Salt's plasticity is very useful... still the 250 mil year geo record (for the new mexico location) is not comparable to craton stability in billions of years. Plus as useful as salt plasticity sounds in sealing space around and encasing nuclear waste... could this also be a weakness? This makes me feel that the Onkolo site in finland built in granite bedrock (from the documentary I posted) is far superior... not counting the future society/semantics problem...


Now I'm wondering if the canadian choice of location near lake huron has to do with salt deposits. I don't remember where but I believe there are great salt deposits under the great lakes...

I got this article doesn't mentions huron I think but there is mention of canada...



> Or nearby mines in Ohio and Canada, which ship their road salt through the Great Lakes.



I'd like to post the whole article but large... Check it out great photos...

http://gizmodo.com/the-incredible-urban-salt-mines-hiding-underneath-our-f-1516664767


Hmm... anyway its worth to note that encasing nuclear waster in geological salt deposits has already been problematic. For the New Mexico WIPP site there was a radiation leak already back in February of 2014...due to a ceiling collapse, a suggested theory...

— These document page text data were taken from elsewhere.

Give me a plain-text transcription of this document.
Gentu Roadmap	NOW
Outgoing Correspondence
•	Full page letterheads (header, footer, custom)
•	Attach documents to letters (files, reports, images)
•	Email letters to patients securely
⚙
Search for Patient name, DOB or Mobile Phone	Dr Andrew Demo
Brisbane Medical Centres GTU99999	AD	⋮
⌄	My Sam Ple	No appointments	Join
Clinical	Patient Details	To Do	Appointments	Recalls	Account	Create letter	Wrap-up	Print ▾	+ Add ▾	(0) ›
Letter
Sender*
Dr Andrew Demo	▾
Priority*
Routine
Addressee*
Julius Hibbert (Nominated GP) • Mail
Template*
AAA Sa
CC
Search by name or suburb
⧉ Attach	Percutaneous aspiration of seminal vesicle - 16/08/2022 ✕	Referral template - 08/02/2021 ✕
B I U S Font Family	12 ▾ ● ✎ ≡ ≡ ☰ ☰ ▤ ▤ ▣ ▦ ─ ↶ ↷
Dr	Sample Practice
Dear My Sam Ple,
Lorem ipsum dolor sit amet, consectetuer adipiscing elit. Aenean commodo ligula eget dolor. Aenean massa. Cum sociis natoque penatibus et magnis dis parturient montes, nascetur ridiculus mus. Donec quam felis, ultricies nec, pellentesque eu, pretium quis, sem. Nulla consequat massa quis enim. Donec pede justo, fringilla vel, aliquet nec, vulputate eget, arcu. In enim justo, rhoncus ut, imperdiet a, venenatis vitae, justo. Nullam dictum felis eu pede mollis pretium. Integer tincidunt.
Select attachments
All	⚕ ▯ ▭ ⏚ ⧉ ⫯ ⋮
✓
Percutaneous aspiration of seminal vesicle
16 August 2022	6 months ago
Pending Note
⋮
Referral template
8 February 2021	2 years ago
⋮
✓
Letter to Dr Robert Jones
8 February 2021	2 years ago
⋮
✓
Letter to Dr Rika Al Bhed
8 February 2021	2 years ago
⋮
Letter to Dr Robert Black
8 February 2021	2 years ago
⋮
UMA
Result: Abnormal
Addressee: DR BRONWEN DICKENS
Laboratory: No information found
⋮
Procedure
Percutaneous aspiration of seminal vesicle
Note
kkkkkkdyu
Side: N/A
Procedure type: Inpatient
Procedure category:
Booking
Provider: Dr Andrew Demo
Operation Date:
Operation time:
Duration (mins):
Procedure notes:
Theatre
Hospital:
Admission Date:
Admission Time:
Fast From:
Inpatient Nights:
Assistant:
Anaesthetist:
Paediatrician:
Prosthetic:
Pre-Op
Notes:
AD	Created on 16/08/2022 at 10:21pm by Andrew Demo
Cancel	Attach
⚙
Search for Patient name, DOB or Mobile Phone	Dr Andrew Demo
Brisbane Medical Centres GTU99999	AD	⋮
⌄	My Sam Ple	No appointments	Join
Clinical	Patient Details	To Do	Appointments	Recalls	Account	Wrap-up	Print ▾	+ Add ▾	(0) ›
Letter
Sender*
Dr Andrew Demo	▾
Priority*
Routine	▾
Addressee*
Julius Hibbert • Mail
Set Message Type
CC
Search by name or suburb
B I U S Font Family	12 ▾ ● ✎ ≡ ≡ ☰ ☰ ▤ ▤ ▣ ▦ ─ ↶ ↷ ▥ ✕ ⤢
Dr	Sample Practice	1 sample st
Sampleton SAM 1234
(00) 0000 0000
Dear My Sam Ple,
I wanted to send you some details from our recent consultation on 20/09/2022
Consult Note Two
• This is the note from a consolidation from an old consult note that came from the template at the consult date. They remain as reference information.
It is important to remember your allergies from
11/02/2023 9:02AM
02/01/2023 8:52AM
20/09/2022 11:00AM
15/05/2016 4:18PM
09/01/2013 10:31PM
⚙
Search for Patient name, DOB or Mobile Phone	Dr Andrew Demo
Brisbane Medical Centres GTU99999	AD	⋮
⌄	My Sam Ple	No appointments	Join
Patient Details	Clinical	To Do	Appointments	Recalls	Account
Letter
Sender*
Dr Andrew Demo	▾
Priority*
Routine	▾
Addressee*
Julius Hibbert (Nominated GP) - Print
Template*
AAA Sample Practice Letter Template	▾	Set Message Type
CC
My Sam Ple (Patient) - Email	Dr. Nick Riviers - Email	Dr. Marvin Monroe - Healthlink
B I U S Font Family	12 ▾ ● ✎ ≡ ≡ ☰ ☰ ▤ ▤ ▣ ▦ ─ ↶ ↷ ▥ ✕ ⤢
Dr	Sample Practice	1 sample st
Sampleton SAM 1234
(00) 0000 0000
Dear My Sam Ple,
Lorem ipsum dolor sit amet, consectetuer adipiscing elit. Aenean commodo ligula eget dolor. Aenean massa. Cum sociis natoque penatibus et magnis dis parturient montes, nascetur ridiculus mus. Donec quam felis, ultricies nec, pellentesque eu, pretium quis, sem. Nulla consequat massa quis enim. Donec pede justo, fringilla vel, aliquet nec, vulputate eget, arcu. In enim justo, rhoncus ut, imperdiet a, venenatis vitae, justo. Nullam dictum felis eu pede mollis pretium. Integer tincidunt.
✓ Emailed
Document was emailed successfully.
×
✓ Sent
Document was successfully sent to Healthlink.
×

> On February 15, 2014, authorities ordered workers to shelter in place at the facility after air monitors had detected unusually high radiation levels at 11:30pm the previous day. None of the facility's 139 workers were underground at the time of the incident[15][16] Later, trace amounts of airborne radiation consisting of americium and plutonium particles were discovered above ground, a half mile from the facility.[



Humans might just be outmatched in the long term simply by the inherent danger of nuclear waste. 

Can you ever know if you have taken enough precautions?


----------



## Sip (May 13, 2015)

No, no you can't. All it takes is one 100yr eathquake, one incorrect mathematical equation, one unaccounted for variable and you've poluted the largest freshwater lakes in the world so thoroughly that they are useful for nothing ever again. Fuck that.


----------